Whatever the reason, I've been reading far too many of my old, sad favorites- such as Jane Eyre- which, although it ends sweetly, is by no means a pick-me-up. I've also been pretty nostalgic, thinking about old friends, and/or people and things I've taken for granted (no need to go too deeply into this). A dear friend took me to see Bright Star, the new Jane Campion movie- you know- the one about the British Romantic poet, John Keats, who died at age 25, leaving his love, Fanny, to wallow in misery for the rest of her life. I cried, of course, a flood of tears, although I think I hid it pretty well (the trick, I've learned, is just to let the tears run. Don't wipe them away- the gesture will alert your movie-partner to the fact that you're crying like an idiot). Perhaps you know of my love for the Romantic poets? One of my prized possessions is a two-volume collection of Keat's letters...
Sigh.
This sort of thing happens to me every autumn. Contrary to what happens to most people- who, by the look of things, eat more as the weather turns- I eat less- it becomes a chore. I tend to lose weight. I get migraines. I want to cry when I see the leaves fall from the trees. I toss and turn, my dreams become stronger and stranger. All I want is to be hugged and loved and have sweet people make me tea (or throw back a couple shots of whiskey).
Um, yeah, just sayin'.
Really, I'm not nearly as tragic as I make myself out. I'm just being a whiny brat. Deal.
Good news is that I'm forcing myself to make something new every day, work on the book, and, am feeling inspired about a new project (more about this to come... it'll take me a few months to teach myself how to sew properly enough to even begin talking about what I'd like to make!).
Here are a couple of the little things I've been making these days. Figure that even though I'm not in a beautiful romantic relationship, there's no reason for me not to be super happy for those of you who are (um, this sort of self-pity also is something that happens to me every autumn. Sigh. It'll pass soon, I promise!). I'm not really feelin' the macabre right now... rather, I've been sitting daydreaming about F-in' hearts and ponies and rainbows and weddings, just like a little girl:
Um, Mom and Alan, if you're reading, I guess you guys now know what I'm giving you for Christmas this year... Cotton floss over nice Irish linen, and hand-stained hoops (by yours truly, of course). Cute, huh?
Same goes for you, Nana and Grampa.
In fact, if you're near and dear to me and are in a loving relationship, please ignore the fact that you ever saw this post. (Oh, and if you happen to hate embroidery on little hoops, let me know ASAP, OK?)

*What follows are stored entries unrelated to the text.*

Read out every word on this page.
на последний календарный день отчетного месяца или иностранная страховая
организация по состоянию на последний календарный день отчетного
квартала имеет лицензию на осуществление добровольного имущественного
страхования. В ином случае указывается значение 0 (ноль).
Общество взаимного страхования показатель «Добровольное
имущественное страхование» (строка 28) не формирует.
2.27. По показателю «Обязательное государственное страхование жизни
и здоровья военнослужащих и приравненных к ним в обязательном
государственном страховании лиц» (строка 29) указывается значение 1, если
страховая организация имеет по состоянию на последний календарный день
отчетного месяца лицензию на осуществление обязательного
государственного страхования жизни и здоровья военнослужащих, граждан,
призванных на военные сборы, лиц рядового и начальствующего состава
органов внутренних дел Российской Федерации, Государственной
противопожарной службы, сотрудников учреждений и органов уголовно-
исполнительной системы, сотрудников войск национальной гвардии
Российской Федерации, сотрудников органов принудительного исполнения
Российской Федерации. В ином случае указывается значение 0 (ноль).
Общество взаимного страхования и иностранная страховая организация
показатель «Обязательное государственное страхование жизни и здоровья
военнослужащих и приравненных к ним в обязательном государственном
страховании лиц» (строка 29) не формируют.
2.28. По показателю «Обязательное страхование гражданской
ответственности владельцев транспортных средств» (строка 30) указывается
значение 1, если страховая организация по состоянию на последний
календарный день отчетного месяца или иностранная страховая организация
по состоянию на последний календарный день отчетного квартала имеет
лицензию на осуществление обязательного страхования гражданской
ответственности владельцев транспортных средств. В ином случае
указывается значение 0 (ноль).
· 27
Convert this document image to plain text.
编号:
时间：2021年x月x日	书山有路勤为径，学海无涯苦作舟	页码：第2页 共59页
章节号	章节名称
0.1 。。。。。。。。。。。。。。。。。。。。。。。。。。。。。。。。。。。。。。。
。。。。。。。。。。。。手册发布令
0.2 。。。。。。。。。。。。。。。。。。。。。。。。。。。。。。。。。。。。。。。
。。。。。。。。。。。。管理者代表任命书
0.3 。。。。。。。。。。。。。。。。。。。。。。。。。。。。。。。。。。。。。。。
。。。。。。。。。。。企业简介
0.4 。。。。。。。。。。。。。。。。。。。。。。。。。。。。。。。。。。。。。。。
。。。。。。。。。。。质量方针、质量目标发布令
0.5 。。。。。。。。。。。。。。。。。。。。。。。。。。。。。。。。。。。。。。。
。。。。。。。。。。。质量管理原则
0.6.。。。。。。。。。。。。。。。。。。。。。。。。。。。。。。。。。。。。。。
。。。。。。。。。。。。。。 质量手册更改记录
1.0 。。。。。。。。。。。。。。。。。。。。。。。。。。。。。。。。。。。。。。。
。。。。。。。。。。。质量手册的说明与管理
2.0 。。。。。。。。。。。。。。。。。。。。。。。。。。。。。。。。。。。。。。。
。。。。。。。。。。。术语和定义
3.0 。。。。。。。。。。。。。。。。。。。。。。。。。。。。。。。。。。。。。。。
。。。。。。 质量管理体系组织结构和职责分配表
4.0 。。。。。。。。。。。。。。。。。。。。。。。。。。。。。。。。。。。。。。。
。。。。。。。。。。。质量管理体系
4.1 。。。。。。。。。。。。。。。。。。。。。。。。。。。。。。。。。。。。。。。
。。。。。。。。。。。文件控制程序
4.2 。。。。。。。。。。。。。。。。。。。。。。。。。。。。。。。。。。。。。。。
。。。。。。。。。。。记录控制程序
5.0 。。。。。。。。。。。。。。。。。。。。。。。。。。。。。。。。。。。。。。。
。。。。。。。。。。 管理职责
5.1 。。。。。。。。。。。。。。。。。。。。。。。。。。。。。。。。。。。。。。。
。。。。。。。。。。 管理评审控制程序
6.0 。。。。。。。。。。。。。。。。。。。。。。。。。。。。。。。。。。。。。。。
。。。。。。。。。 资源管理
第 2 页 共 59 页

Funny aside about the hoops above:
So, I had never stained wood before. I really, really wish someone had told me how impossible it is to remove stain from sinks, bathtubs, and SKIN. Yes, friends, I got this sticky stuff all over my hands, and it would not come off. I was in tears, laughing like a maniac... I used everything to try to remove it, including Goo-gone, and then, um, don't think I'm too much of an idiot, but I even tried Pinesol. I know, I know, ammonia is NOT supposed to touch skin, but after about 1/2 hour, I was desperate. Thing is, the more I tried to remove it, the more it just SPREAD, until my hands were covered in the stuff. Finally, I just scrubbed the hell out of my hands with a heavy-duty sponge. There's still a bit under my nails and beneath my ring, but hey, it makes me look crafty, right?
Oh- one last thing- I just got an email from a woman at NY Magazine... They are just wrapping the Winter Wedding issue, which means in just a few short weeks, you'll be able to pick up your copy and see my work stitched across two pages!! Cool, huh?